Días sin horas

sábado, julio 22, 2006
 

Era una tarde de verano y el calor arreciaba con el sol en su paseo por el cielo limpio de las tres de la tarde. Se sentía la densidad del sudor que asomaba por los poros, que no tenía las agallas de salir más que por los puntos que tocaban con el sillón de mimbre, ya que no salir era su propio sufrimiento.

Reinaba la quietud, parecía que nada alrededor tuviese vida, y si la tenía estaba en un estado latente para ahorrar energía y malos ratos.

Se oyeron unas voces infantiles recorriendo la calle empedrada, los niños iban dando saltos por los mordiscos sulfúricos de las piedras. Corrían en dirección a la playa, aun les quedaba un largo camino antes de llegar. No sé qué tipo de deidad dota a los niños con esa energía asimétrica que les hace refulgir a la hora de la siesta y les apaga cuando la noche empieza a hacerse soportable. Será la luz o quizá las ganas de baño y juegos.

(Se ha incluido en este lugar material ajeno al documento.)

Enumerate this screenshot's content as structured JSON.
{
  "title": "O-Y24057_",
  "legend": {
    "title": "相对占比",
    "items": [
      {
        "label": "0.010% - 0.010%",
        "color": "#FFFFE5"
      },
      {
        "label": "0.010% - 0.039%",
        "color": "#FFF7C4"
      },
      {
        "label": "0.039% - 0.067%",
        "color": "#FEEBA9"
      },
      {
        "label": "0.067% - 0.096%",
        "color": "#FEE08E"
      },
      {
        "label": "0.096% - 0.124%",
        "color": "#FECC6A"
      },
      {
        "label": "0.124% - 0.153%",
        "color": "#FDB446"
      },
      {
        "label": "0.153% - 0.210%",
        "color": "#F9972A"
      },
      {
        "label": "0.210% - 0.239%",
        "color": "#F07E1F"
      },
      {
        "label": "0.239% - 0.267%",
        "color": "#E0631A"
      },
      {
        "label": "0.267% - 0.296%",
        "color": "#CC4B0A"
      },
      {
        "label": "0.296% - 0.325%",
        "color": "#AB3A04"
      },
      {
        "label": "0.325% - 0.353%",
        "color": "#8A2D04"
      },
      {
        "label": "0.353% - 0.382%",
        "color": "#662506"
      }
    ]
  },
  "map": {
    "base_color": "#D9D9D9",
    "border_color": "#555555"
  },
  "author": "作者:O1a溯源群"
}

Las paredes se resentían en silencio por el fuego sobre su cal, y aguantaban estoicamente los rayos más duros del día. En contraste sobre el blanco, trepaba la buganvilla con una altivez propia de los árabes que reinaron en otros tiempos estas tierras. Un altivez casi humilde, con un color fuerte que parecía retar al calor y a los tonos amarillos de cualquier vegetal que se pudiera permitir vivir bajo este sol. Era orgullosa y discreta, y sólo cuando la regaba por las noches, parecía que abriera sus pórticos de desdén para concederme un breve aroma de agradecimiento.

Estaba empezando a desfallecer cuando noté su mano fundiéndose con mi hombro, y anunció, con la caricia circular de su dedo, que me besaría. Iba toda de blanco, contrastando con su piel morena; altiva y cómplice, se acerco y me sopló cerca de los labios. Se giró y se volvió al porche. Me dejó agonizar solo.